Plum Tree
梅図
by Ogata Kōrin
- Date:
- c. 1700
- Medium:
- Hanging scroll; ink on silk
Description
Plum Tree (Bai-zu) is a hanging scroll by Ogata Kōrin in ink on silk in the collection of the Cleveland Museum of Art (acc. 1983.10), dated by the museum to circa 1700 and executed in the monochrome ink-painting mode that runs alongside the more famous decorative gold-ground works of his mature career. The composition shows a single old plum tree in the moment of early-spring blossom, its weathered trunk and angled branches rising from the lower-right corner of the scroll across the surface in the sharp diagonal that Kōrin and his Rinpa successors would deploy repeatedly in their plum compositions, culminating in the great Red and White Plum Trees (Kōhakubai-zu byōbu) screens at the MOA Museum of Art, Atami.
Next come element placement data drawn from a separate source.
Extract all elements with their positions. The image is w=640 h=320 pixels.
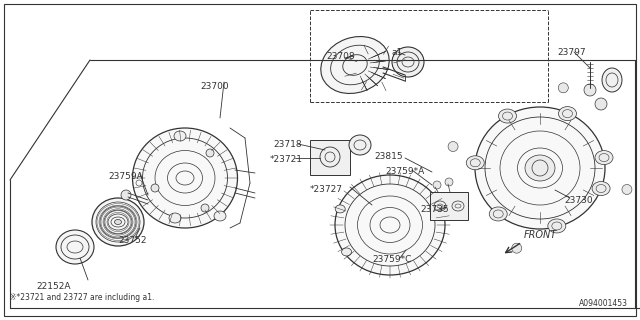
Ellipse shape bbox=[115, 220, 122, 225]
Ellipse shape bbox=[321, 36, 389, 93]
Text: ※*23721 and 23727 are including a1.: ※*23721 and 23727 are including a1. bbox=[10, 293, 154, 302]
Ellipse shape bbox=[214, 211, 226, 221]
Ellipse shape bbox=[602, 68, 622, 92]
Text: 23815: 23815 bbox=[374, 152, 403, 161]
Circle shape bbox=[558, 83, 568, 93]
Text: 23759A: 23759A bbox=[108, 172, 143, 181]
Text: A094001453: A094001453 bbox=[579, 299, 628, 308]
Text: FRONT: FRONT bbox=[524, 230, 557, 240]
Ellipse shape bbox=[92, 198, 144, 246]
Text: 23730: 23730 bbox=[564, 196, 593, 205]
Ellipse shape bbox=[174, 131, 186, 141]
Circle shape bbox=[151, 184, 159, 192]
Ellipse shape bbox=[595, 151, 613, 164]
Circle shape bbox=[584, 84, 596, 96]
Ellipse shape bbox=[467, 156, 484, 170]
Ellipse shape bbox=[335, 175, 445, 275]
Circle shape bbox=[622, 185, 632, 195]
Text: a1: a1 bbox=[392, 48, 403, 57]
Ellipse shape bbox=[433, 201, 443, 209]
Ellipse shape bbox=[132, 128, 237, 228]
Bar bbox=[430, 192, 468, 220]
Ellipse shape bbox=[592, 181, 610, 196]
Bar bbox=[310, 140, 350, 175]
Ellipse shape bbox=[349, 135, 371, 155]
Text: 23797: 23797 bbox=[557, 48, 586, 57]
Text: 23759*C: 23759*C bbox=[372, 255, 412, 264]
Ellipse shape bbox=[548, 219, 566, 233]
Circle shape bbox=[121, 190, 131, 200]
Text: 23735: 23735 bbox=[420, 205, 449, 214]
Ellipse shape bbox=[335, 205, 345, 213]
Ellipse shape bbox=[499, 109, 516, 123]
Text: 23759*A: 23759*A bbox=[385, 167, 424, 176]
Text: *23721: *23721 bbox=[270, 155, 303, 164]
Circle shape bbox=[206, 149, 214, 157]
Text: *23727: *23727 bbox=[310, 185, 343, 194]
Ellipse shape bbox=[342, 248, 351, 256]
Text: 23752: 23752 bbox=[118, 236, 147, 245]
Circle shape bbox=[512, 243, 522, 253]
Text: 23700: 23700 bbox=[200, 82, 228, 91]
Ellipse shape bbox=[169, 213, 181, 223]
Text: 23708: 23708 bbox=[326, 52, 355, 61]
Text: 22152A: 22152A bbox=[36, 282, 70, 291]
Ellipse shape bbox=[525, 155, 555, 181]
Circle shape bbox=[448, 141, 458, 151]
Circle shape bbox=[433, 181, 441, 189]
Circle shape bbox=[445, 178, 453, 186]
Ellipse shape bbox=[489, 207, 508, 221]
Ellipse shape bbox=[475, 107, 605, 229]
Ellipse shape bbox=[56, 230, 94, 264]
Circle shape bbox=[595, 98, 607, 110]
Circle shape bbox=[201, 204, 209, 212]
Text: 23718: 23718 bbox=[273, 140, 301, 149]
Ellipse shape bbox=[559, 107, 577, 121]
Ellipse shape bbox=[392, 47, 424, 77]
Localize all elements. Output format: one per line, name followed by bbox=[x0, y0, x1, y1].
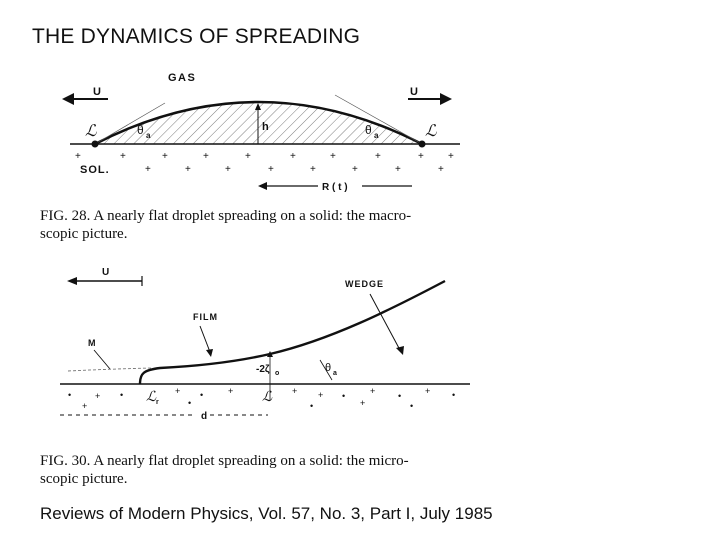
center-arrow-icon bbox=[267, 351, 273, 357]
arrowhead-right-icon bbox=[440, 93, 452, 105]
contact-point-left bbox=[91, 140, 99, 148]
svg-text:+: + bbox=[360, 398, 365, 408]
wedge-label: WEDGE bbox=[345, 279, 384, 289]
theta-micro-label: θ bbox=[325, 362, 331, 374]
svg-text:+: + bbox=[225, 164, 231, 175]
radius-arrow-icon bbox=[258, 182, 267, 190]
m-label: M bbox=[88, 338, 96, 348]
svg-text:+: + bbox=[290, 151, 296, 162]
contact-r-sub: r bbox=[156, 399, 159, 406]
u-label: U bbox=[102, 267, 109, 278]
contact-center-label: ℒ bbox=[262, 388, 273, 404]
fig30-caption-line2: scopic picture. bbox=[40, 471, 128, 487]
solid-plus-signs: + + + + + + + + + + + + + + + + + + bbox=[75, 151, 454, 175]
droplet-profile bbox=[94, 100, 423, 146]
height-label: h bbox=[262, 121, 269, 133]
svg-text:+: + bbox=[120, 151, 126, 162]
theta-right-sub: a bbox=[374, 131, 379, 140]
contact-line-left-label: ℒ bbox=[85, 123, 97, 140]
fig30-caption: FIG. 30. A nearly flat droplet spreading… bbox=[40, 452, 490, 488]
svg-text:+: + bbox=[395, 164, 401, 175]
svg-text:+: + bbox=[268, 164, 274, 175]
svg-text:+: + bbox=[438, 164, 444, 175]
svg-text:+: + bbox=[370, 386, 375, 396]
svg-text:+: + bbox=[448, 151, 454, 162]
svg-text:•: • bbox=[188, 398, 191, 408]
svg-text:+: + bbox=[245, 151, 251, 162]
svg-text:+: + bbox=[185, 164, 191, 175]
svg-text:+: + bbox=[175, 386, 180, 396]
precursor-film bbox=[67, 367, 153, 372]
svg-text:•: • bbox=[342, 391, 345, 401]
d-label: d bbox=[201, 411, 207, 422]
fig30-diagram: U WEDGE FILM M -2ζ o θ a ℒ r ℒ • + • + • + +… bbox=[60, 267, 470, 422]
u-right-label: U bbox=[410, 86, 418, 98]
tangent-left bbox=[94, 102, 166, 145]
svg-text:+: + bbox=[352, 164, 358, 175]
fig28-caption-line2: scopic picture. bbox=[40, 226, 128, 242]
svg-text:•: • bbox=[410, 401, 413, 411]
svg-text:•: • bbox=[310, 401, 313, 411]
svg-text:•: • bbox=[398, 391, 401, 401]
sol-label: SOL. bbox=[80, 164, 110, 176]
wedge-pointer bbox=[369, 293, 401, 351]
contact-point-right bbox=[418, 140, 426, 148]
solid-marks-micro: • + • + • + + + • + • + • + • • + • bbox=[68, 386, 455, 411]
contact-r-label: ℒ bbox=[146, 388, 157, 404]
svg-text:+: + bbox=[82, 401, 87, 411]
theta-left-sub: a bbox=[146, 131, 151, 140]
fig28-caption: FIG. 28. A nearly flat droplet spreading… bbox=[40, 207, 490, 243]
svg-text:+: + bbox=[203, 151, 209, 162]
svg-text:+: + bbox=[318, 390, 323, 400]
svg-text:+: + bbox=[375, 151, 381, 162]
arrowhead-left-icon bbox=[62, 93, 74, 105]
tangent-right bbox=[334, 94, 423, 145]
fig28-diagram: GAS U U ℒ ℒ θ a θ a h SOL. + + + + + + + + + +… bbox=[62, 72, 460, 193]
svg-text:+: + bbox=[330, 151, 336, 162]
theta-micro-mark bbox=[319, 359, 333, 381]
film-pointer-head-icon bbox=[206, 349, 213, 357]
svg-text:+: + bbox=[292, 386, 297, 396]
svg-text:+: + bbox=[95, 391, 100, 401]
wedge-pointer-head-icon bbox=[396, 346, 404, 355]
height-arrow-icon bbox=[255, 103, 261, 110]
theta-left-label: θ bbox=[137, 123, 144, 137]
contact-line-right-label: ℒ bbox=[425, 123, 437, 140]
journal-reference: Reviews of Modern Physics, Vol. 57, No. … bbox=[40, 504, 493, 523]
fig30-caption-line1: FIG. 30. A nearly flat droplet spreading… bbox=[40, 453, 409, 469]
m-pointer bbox=[93, 349, 111, 370]
u-left-label: U bbox=[93, 86, 101, 98]
theta-right-label: θ bbox=[365, 123, 372, 137]
svg-text:+: + bbox=[418, 151, 424, 162]
u-arrowhead-icon bbox=[67, 277, 77, 285]
page-title: THE DYNAMICS OF SPREADING bbox=[32, 25, 361, 48]
svg-text:•: • bbox=[452, 390, 455, 400]
svg-text:+: + bbox=[145, 164, 151, 175]
film-pointer bbox=[199, 325, 211, 353]
zeta-label: -2ζ bbox=[256, 364, 270, 375]
svg-text:+: + bbox=[75, 151, 81, 162]
svg-text:•: • bbox=[120, 390, 123, 400]
gas-label: GAS bbox=[168, 72, 196, 84]
radius-label: R ( t ) bbox=[322, 182, 348, 193]
svg-text:+: + bbox=[162, 151, 168, 162]
theta-micro-sub: a bbox=[333, 370, 337, 377]
svg-text:+: + bbox=[425, 386, 430, 396]
fig28-caption-line1: FIG. 28. A nearly flat droplet spreading… bbox=[40, 208, 412, 224]
svg-text:•: • bbox=[200, 390, 203, 400]
film-label: FILM bbox=[193, 312, 218, 322]
svg-text:•: • bbox=[68, 390, 71, 400]
svg-text:+: + bbox=[310, 164, 316, 175]
svg-text:+: + bbox=[228, 386, 233, 396]
zeta-sub: o bbox=[275, 370, 279, 377]
wedge-profile bbox=[138, 279, 446, 385]
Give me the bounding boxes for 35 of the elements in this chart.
The plum (ume), traditionally the first flowering tree of the year and the harbinger of spring, is the most heavily symbolized subject in East Asian painting, associated through Chinese literati culture with resilience, scholarly virtue, and the recovery of life after winter; in Japanese painting and poetry it carries further associations through the New Year and through the famous Heian-period associations of the imperial residence at Kitano Tenjin and the cult of Sugawara no Michizane. Kōrin's monochrome handling places him within the broader tradition of ink-painting plum imagery that runs from Song-dynasty Chinese academy painting through the Muromachi Zen masters and the Kanō school, but his asymmetric placement of the trunk and the staccato rhythm of the blossom clusters anticipate the more famous gold-ground treatment in the MOA screens and demonstrate the continuity between his ink-painting practice and his decorative compositions. The scroll entered the Cleveland collection in 1983 through the John L. Severance Fund.